How hot am I? This was a question people long relied on mirrors, puddles, and passing store windows to answer. Then came the internet with validation offered up by Hot or Not, Facebook, Tinder, and practically any site you could upload a selfie onto. A.I. is next, and with millions of images wantonly scrubbed into open-source datasets, humanity’s biases are baked into our A.I.-supported futures.
Escaping A.I.’s implicit biases is impossible, the only recourse available is to game the system. That’s the bleak conclusion of Brooklyn art collective MSCHF. Their latest provocation is Hot Chat 3000, a chat site that ranks people’s attractiveness on a scale of one to 10, then pairs them with an aesthetic equal. What determines hotness? A.I. of course, one whose preference for stereotypically beautiful faces MSCHF has supercharged into an “implicit bias amplifier.”
Fittingly, Hot Chat 3000 traps its users in the neon aesthetics of The Matrix, or spooky vibes, as MSCHF put it to Artnet News, a look for those who don’t like the computer. Users may wish to return to the utopian promise of 1999, but they can’t: A.I. is here and it’s already impacting job applications, credit ratings, and yes, romantic opportunities.
“MSCHF’s approach is always to participate natively in the space we are critiquing or satirizing. A.I. will be folded into a million arbitrary applications,” MSCHF said. “Hot Chat 3000 shows A.I. in a sort of natural ecosystem and there are stakes to the A.I. judgement.”
There are no publicly available models to score human hotness and so MSCHF did what any self-respecting Silicon Valley startup would do: they bunged together stock parts and tinkered, a push driven not by ethics, but affordability and rollout speed.
They chose CLIP, a machine learning model trained on 400 million image-text pairs that can score captions based on how accurately they describe an image. MSCHF trained CLIP further on broad buckets of attractiveness it chose such as beautiful/handsome, average/normal, ugly. Once CLIP assigns an accuracy score, MSCHF then converted this onto its one to 10 hotness scale.
But mediocre implicit bias wasn’t enough; MSCHF wanted Hot Chat 3000 to hit the heights of angry-face-emoji bias. In the process of this conversion, MSCHF added weights based on two more datasets: SCUT-FBP5500, which purportedly excels at facial beauty prediction, and Hot or Not, an early mainstream rating website. It adjusted the weights further by feeding in a folder of Google images it collected. The result is a system that visualizes the flaws of datasets our world is increasingly being run on and exposes the relative ease with which they can be built.
“We deliberately tried to do as little bespoke work as possible,” MSCHF said. “When we think about a near future in which various A.I. applications are commonplace, we should assume they will be constructed as easily as possible.”

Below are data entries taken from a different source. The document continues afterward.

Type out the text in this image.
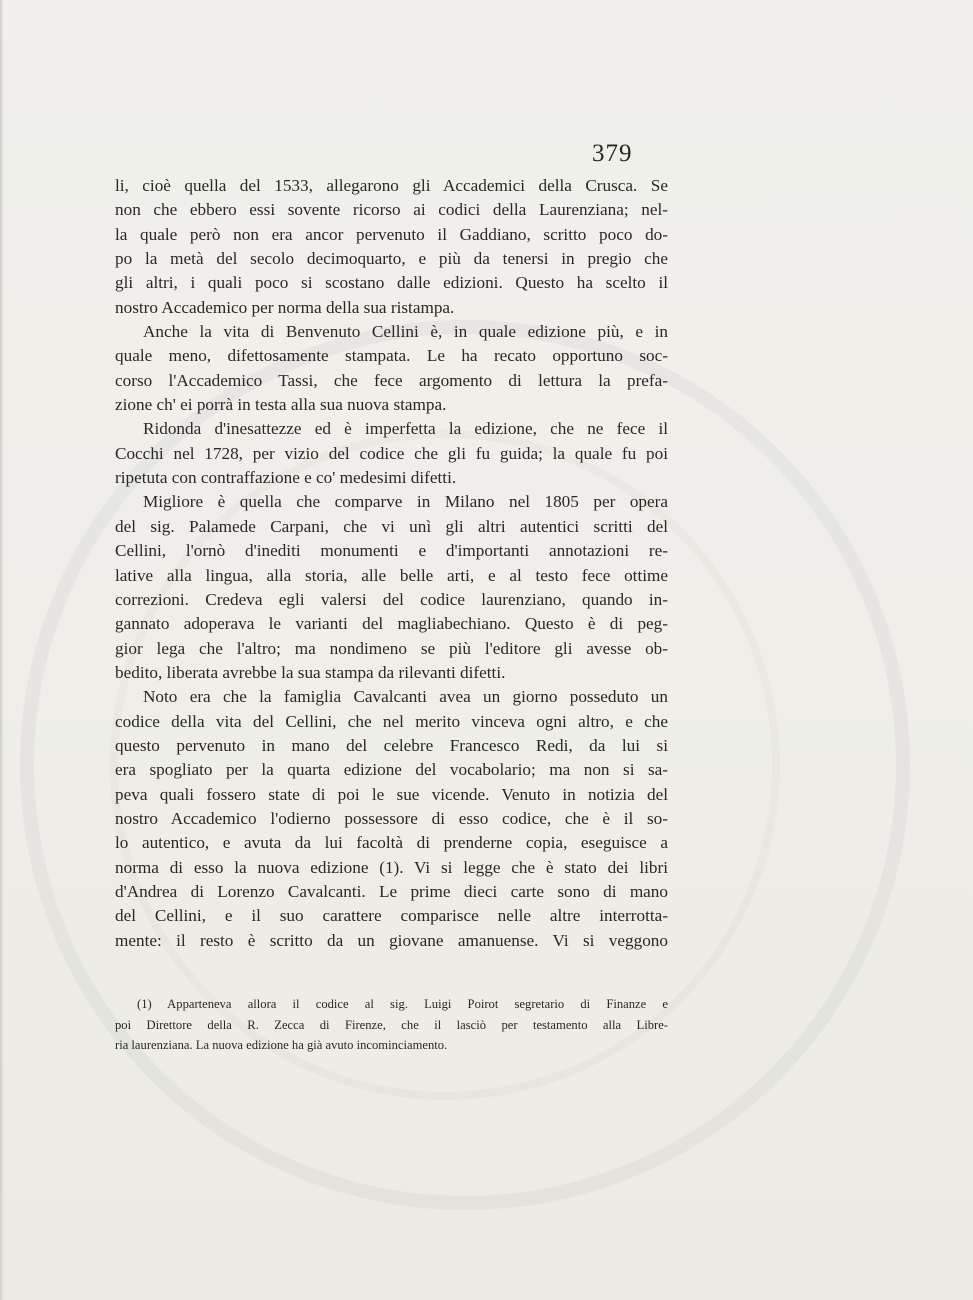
379
li, cioè quella del 1533, allegarono gli Accademici della Crusca. Se
non che ebbero essi sovente ricorso ai codici della Laurenziana; nel-
la quale però non era ancor pervenuto il Gaddiano, scritto poco do-
po la metà del secolo decimoquarto, e più da tenersi in pregio che
gli altri, i quali poco si scostano dalle edizioni. Questo ha scelto il
nostro Accademico per norma della sua ristampa.
Anche la vita di Benvenuto Cellini è, in quale edizione più, e in
quale meno, difettosamente stampata. Le ha recato opportuno soc-
corso l'Accademico Tassi, che fece argomento di lettura la prefa-
zione ch' ei porrà in testa alla sua nuova stampa.
Ridonda d'inesattezze ed è imperfetta la edizione, che ne fece il
Cocchi nel 1728, per vizio del codice che gli fu guida; la quale fu poi
ripetuta con contraffazione e co' medesimi difetti.
Migliore è quella che comparve in Milano nel 1805 per opera
del sig. Palamede Carpani, che vi unì gli altri autentici scritti del
Cellini, l'ornò d'inediti monumenti e d'importanti annotazioni re-
lative alla lingua, alla storia, alle belle arti, e al testo fece ottime
correzioni. Credeva egli valersi del codice laurenziano, quando in-
gannato adoperava le varianti del magliabechiano. Questo è di peg-
gior lega che l'altro; ma nondimeno se più l'editore gli avesse ob-
bedito, liberata avrebbe la sua stampa da rilevanti difetti.
Noto era che la famiglia Cavalcanti avea un giorno posseduto un
codice della vita del Cellini, che nel merito vinceva ogni altro, e che
questo pervenuto in mano del celebre Francesco Redi, da lui si
era spogliato per la quarta edizione del vocabolario; ma non si sa-
peva quali fossero state di poi le sue vicende. Venuto in notizia del
nostro Accademico l'odierno possessore di esso codice, che è il so-
lo autentico, e avuta da lui facoltà di prenderne copia, eseguisce a
norma di esso la nuova edizione (1). Vi si legge che è stato dei libri
d'Andrea di Lorenzo Cavalcanti. Le prime dieci carte sono di mano
del Cellini, e il suo carattere comparisce nelle altre interrotta-
mente: il resto è scritto da un giovane amanuense. Vi si veggono
(1) Apparteneva allora il codice al sig. Luigi Poirot segretario di Finanze e
poi Direttore della R. Zecca di Firenze, che il lasciò per testamento alla Libre-
ria laurenziana. La nuova edizione ha già avuto incominciamento.
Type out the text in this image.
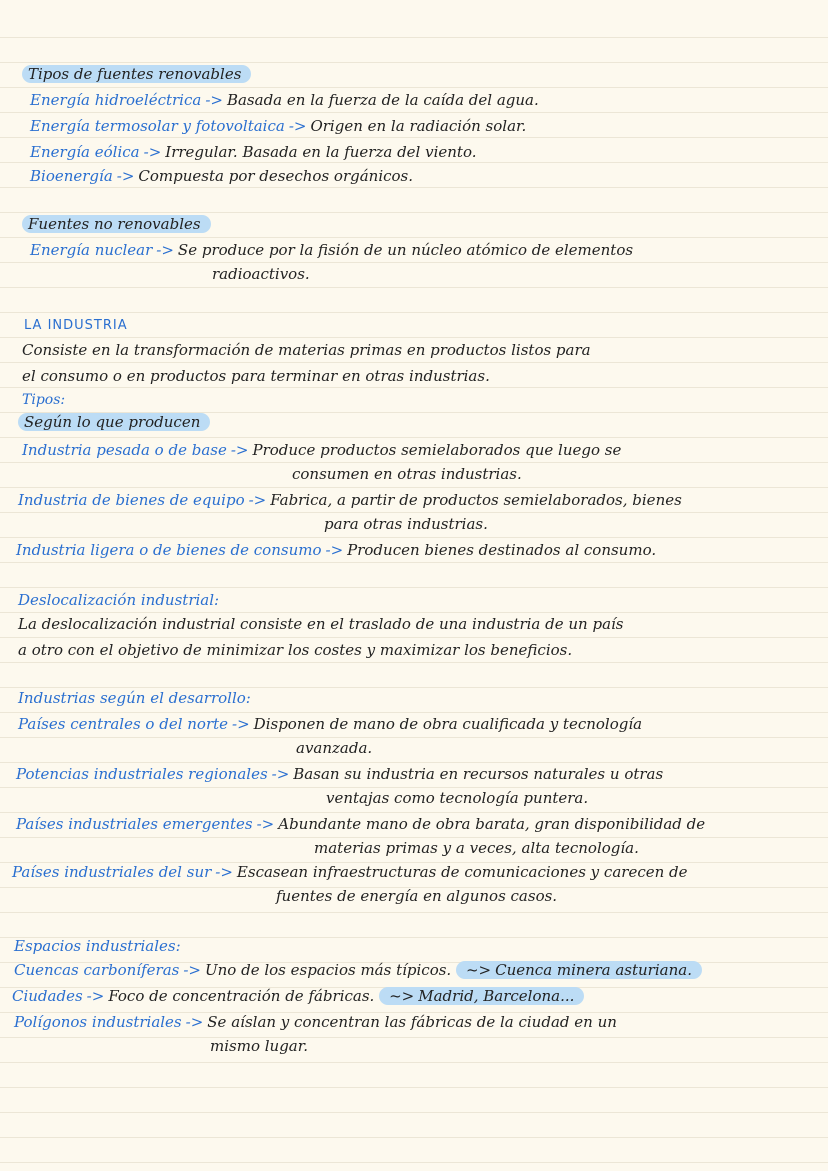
Tipos de fuentes renovables
Energía hidroeléctrica -> Basada en la fuerza de la caída del agua.
Energía termosolar y fotovoltaica -> Origen en la radiación solar.
Energía eólica -> Irregular. Basada en la fuerza del viento.
Bioenergía -> Compuesta por desechos orgánicos.
Fuentes no renovables
Energía nuclear -> Se produce por la fisión de un núcleo atómico de elementos
radioactivos.
LA INDUSTRIA
Consiste en la transformación de materias primas en productos listos para
el consumo o en productos para terminar en otras industrias.
Tipos:
Según lo que producen
Industria pesada o de base -> Produce productos semielaborados que luego se
consumen en otras industrias.
Industria de bienes de equipo -> Fabrica, a partir de productos semielaborados, bienes
para otras industrias.
Industria ligera o de bienes de consumo -> Producen bienes destinados al consumo.
Deslocalización industrial:
La deslocalización industrial consiste en el traslado de una industria de un país
a otro con el objetivo de minimizar los costes y maximizar los beneficios.
Industrias según el desarrollo:
Países centrales o del norte -> Disponen de mano de obra cualificada y tecnología
avanzada.
Potencias industriales regionales -> Basan su industria en recursos naturales u otras
ventajas como tecnología puntera.
Países industriales emergentes -> Abundante mano de obra barata, gran disponibilidad de
materias primas y a veces, alta tecnología.
Países industriales del sur -> Escasean infraestructuras de comunicaciones y carecen de
fuentes de energía en algunos casos.
Espacios industriales:
Cuencas carboníferas -> Uno de los espacios más típicos. ~> Cuenca minera asturiana.
Ciudades -> Foco de concentración de fábricas. ~> Madrid, Barcelona...
Polígonos industriales -> Se aíslan y concentran las fábricas de la ciudad en un
mismo lugar.
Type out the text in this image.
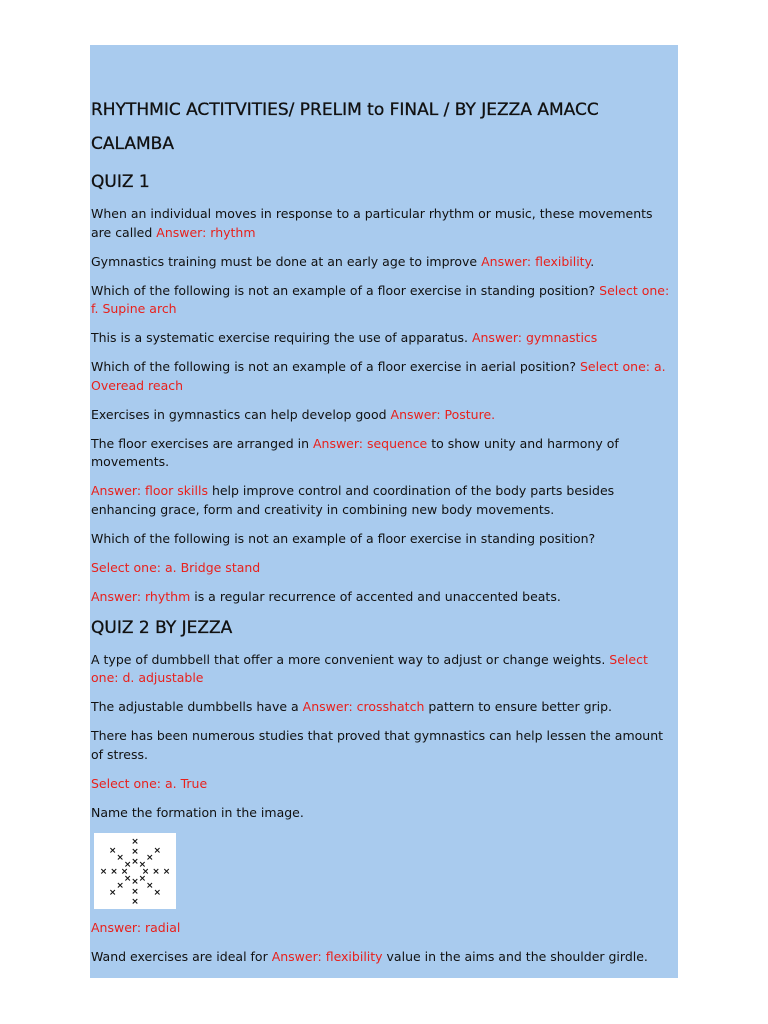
RHYTHMIC ACTITVITIES/ PRELIM to FINAL / BY JEZZA AMACC CALAMBA
QUIZ 1

When an individual moves in response to a particular rhythm or music, these movements are called Answer: rhythm

Gymnastics training must be done at an early age to improve Answer: flexibility.

Which of the following is not an example of a floor exercise in standing position? Select one: f. Supine arch

This is a systematic exercise requiring the use of apparatus. Answer: gymnastics

Which of the following is not an example of a floor exercise in aerial position? Select one: a. Overead reach

Exercises in gymnastics can help develop good Answer: Posture.

The floor exercises are arranged in Answer: sequence to show unity and harmony of movements.

Answer: floor skills help improve control and coordination of the body parts besides enhancing grace, form and creativity in combining new body movements.

Which of the following is not an example of a floor exercise in standing position?

Select one: a. Bridge stand

Answer: rhythm is a regular recurrence of accented and unaccented beats.

QUIZ 2 BY JEZZA

A type of dumbbell that offer a more convenient way to adjust or change weights. Select one: d. adjustable

The adjustable dumbbells have a Answer: crosshatch pattern to ensure better grip.

There has been numerous studies that proved that gymnastics can help lessen the amount of stress.

Select one: a. True

Name the formation in the image.

× × ×
×
×
×
×
×
×
×
×
×
×
×
×
×
×
×
×
×
×
×
×
×

Answer: radial

Wand exercises are ideal for Answer: flexibility value in the aims and the shoulder girdle.
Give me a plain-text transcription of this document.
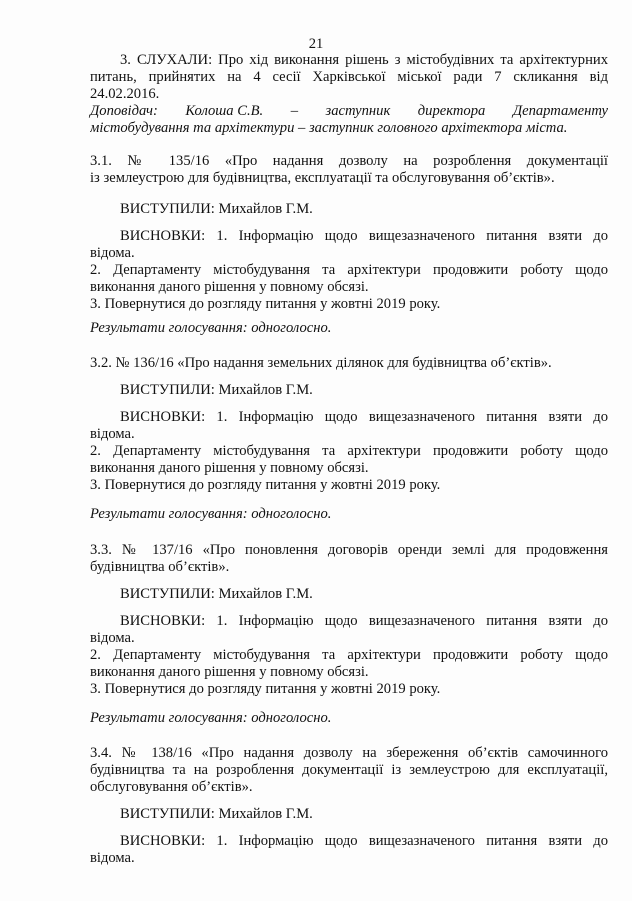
21
3. СЛУХАЛИ: Про хід виконання рішень з містобудівних та архітектурних
питань, прийнятих на 4 сесії Харківської міської ради 7 скликання від
24.02.2016.
Доповідач: Колоша С.В. – заступник директора Департаменту
містобудування та архітектури – заступник головного архітектора міста.
3.1. № 135/16 «Про надання дозволу на розроблення документації
із землеустрою для будівництва, експлуатації та обслуговування об’єктів».
ВИСТУПИЛИ: Михайлов Г.М.
ВИСНОВКИ: 1. Інформацію щодо вищезазначеного питання взяти до
відома.
2. Департаменту містобудування та архітектури продовжити роботу щодо
виконання даного рішення у повному обсязі.
3. Повернутися до розгляду питання у жовтні 2019 року.
Результати голосування: одноголосно.
3.2. № 136/16 «Про надання земельних ділянок для будівництва об’єктів».
ВИСТУПИЛИ: Михайлов Г.М.
ВИСНОВКИ: 1. Інформацію щодо вищезазначеного питання взяти до
відома.
2. Департаменту містобудування та архітектури продовжити роботу щодо
виконання даного рішення у повному обсязі.
3. Повернутися до розгляду питання у жовтні 2019 року.
Результати голосування: одноголосно.
3.3. № 137/16 «Про поновлення договорів оренди землі для продовження
будівництва об’єктів».
ВИСТУПИЛИ: Михайлов Г.М.
ВИСНОВКИ: 1. Інформацію щодо вищезазначеного питання взяти до
відома.
2. Департаменту містобудування та архітектури продовжити роботу щодо
виконання даного рішення у повному обсязі.
3. Повернутися до розгляду питання у жовтні 2019 року.
Результати голосування: одноголосно.
3.4. № 138/16 «Про надання дозволу на збереження об’єктів самочинного
будівництва та на розроблення документації із землеустрою для експлуатації,
обслуговування об’єктів».
ВИСТУПИЛИ: Михайлов Г.М.
ВИСНОВКИ: 1. Інформацію щодо вищезазначеного питання взяти до
відома.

As the collective sees it, A.I. models are simply the latest iteration of black-boxed judgement systems (hello, credit scores), only with the added authority of a benign and omniscient computer running the show.
Asked if it had considered trying to create a chat website that countered implicit biases, MSCHF said it would be a staggering, almost impossible task. Better, the collective added, to learn how to break the black box and with Hot Chat 3000, it has some pointers for those looking to land perfect 10s.
Start with production values—the A.I. appreciates quality lighting and a well-framed image. Play trial and error with photoshop, adjusting facial features as you go. Or simply catfish the thing by uploading a photo of your favorite boyband member.
Whatever the recourse, you better start practicing, Hot Chat 3000 is training life skills, ones MSCHF believes will be valuable from now until eternity.